Известно, что абсолютно надежной защиты не бывает, но выбранная система должна обеспечить компании-разработчику достаточную временную фору, пока пираты не научатся вскрывать данный продукт.
· По возможности не следует привязываться к аппаратной конфигурации компьютера, поскольку ПК не есть вещь в себе и его отдельные компоненты могут и должны быть заменяемыми по мере старения.
Таблица 1. Характеристика защищаемых программ
Таблица 2. Сравнительный обзор систем защиты
Хотя компании, разрабатывающие защиту, смогли сделать так, что привязка к оборудованию не вызывает особых проблем при работе, желательна независимость защиты от аппаратной конфигурации компьютера; логичнее привязывать ее к аппаратному ключу или компакт-диску. С помощью ключей можно реализовывать также различные схемы продаж лицензий. Но ключами имеет смысл защищать дорогой софт, а для дисков подходят и недорогие программные продукты.
· По возможности не нужно использовать для защиты дорогие дополнительные аппаратные приспособления, которые резко повышают стоимость защиты, а стало быть, и конечного продукта.
Таблица 3. Объект защиты и тип лицензии защищаемого продукта
Для недорогой программы нет резона использовать дорогую защиту. При расчете ее стоимости необходимо учитывать стоимость защищаемого программного продукта.
· Защита от взлома должна быть основана на оригинальных принципах. Критерием может служить тот факт, что защита еще никем не взломана либо взломана, но с привлечением всех возможных способов.
Защита может быть эффективной, если она находится в состоянии постоянного развития. Это значит, что разработчики защиты отслеживают хакерские форумы и своевременно латают дыры в собственных системах.
· Нельзя препятствовать свободному копированию защищенных данных (запрещается только несанкционированный запуск, то есть приложение копируется, но не исполняется).
В принципе можно по отдельности рассматривать защиту от копирования и от распространения (или нераспространения).

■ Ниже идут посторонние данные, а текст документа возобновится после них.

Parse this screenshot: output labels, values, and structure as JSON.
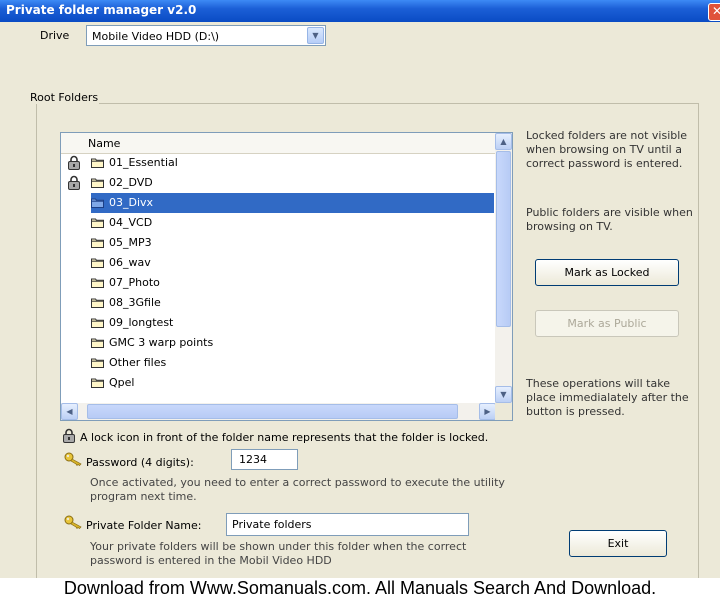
{
  "window": {
    "title": "Private folder manager v2.0",
    "close_glyph": "✕"
  },
  "drive": {
    "label": "Drive",
    "value": "Mobile Video HDD (D:\\)"
  },
  "root_folders": {
    "group_label": "Root Folders",
    "column_header": "Name",
    "folders": [
      {
        "name": "01_Essential",
        "locked": true,
        "selected": false
      },
      {
        "name": "02_DVD",
        "locked": true,
        "selected": false
      },
      {
        "name": "03_Divx",
        "locked": false,
        "selected": true
      },
      {
        "name": "04_VCD",
        "locked": false,
        "selected": false
      },
      {
        "name": "05_MP3",
        "locked": false,
        "selected": false
      },
      {
        "name": "06_wav",
        "locked": false,
        "selected": false
      },
      {
        "name": "07_Photo",
        "locked": false,
        "selected": false
      },
      {
        "name": "08_3Gfile",
        "locked": false,
        "selected": false
      },
      {
        "name": "09_longtest",
        "locked": false,
        "selected": false
      },
      {
        "name": "GMC 3 warp points",
        "locked": false,
        "selected": false
      },
      {
        "name": "Other files",
        "locked": false,
        "selected": false
      },
      {
        "name": "Qpel",
        "locked": false,
        "selected": false
      }
    ]
  },
  "info": {
    "locked_text": "Locked folders are not visible when browsing on TV until a correct password is entered.",
    "public_text": "Public folders are visible when browsing on TV.",
    "operations_text": "These operations will take place immedialately after the button is pressed."
  },
  "buttons": {
    "mark_locked": "Mark as Locked",
    "mark_public": "Mark as Public",
    "exit": "Exit"
  },
  "legend": {
    "lock_text": "A lock icon in front of the folder name represents that the folder is locked."
  },
  "password": {
    "label": "Password (4 digits):",
    "value": "1234",
    "note": "Once activated, you need to enter a correct password to execute the utility program next time."
  },
  "private_folder": {
    "label": "Private Folder Name:",
    "value": "Private folders",
    "note": "Your private folders will be shown under this folder when the correct password is entered in the Mobil Video HDD"
  },
  "footer": {
    "text": "Download from Www.Somanuals.com. All Manuals Search And Download."
  },
  "colors": {
    "title_bar": "#0a4bc4",
    "selection": "#316ac5",
    "dialog_bg": "#ece9d8"
  },
  "icons": [
    "lock-icon",
    "folder-icon",
    "key-icon",
    "close-icon",
    "chevron-down-icon"
  ]
}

Данный критерий предполагает свободное копирование, но авторизованный запуск.
· Защита должна быть подобрана с учетом традиций данного сегмента рынка ПО.
Если производитель хочет выйти на мировой рынок, то ему нужна защита, типичная для того сегмента, для которого предназначена программа. Так, например, мало кто решится ставить защиту, основанную на электронных ключах, на игровую программу, поскольку никто из производителей в данном сегменте такой защитой не пользуется. Соответственно, защита не должна вызывать отторжения у конечного пользователя своей экстравагантностью.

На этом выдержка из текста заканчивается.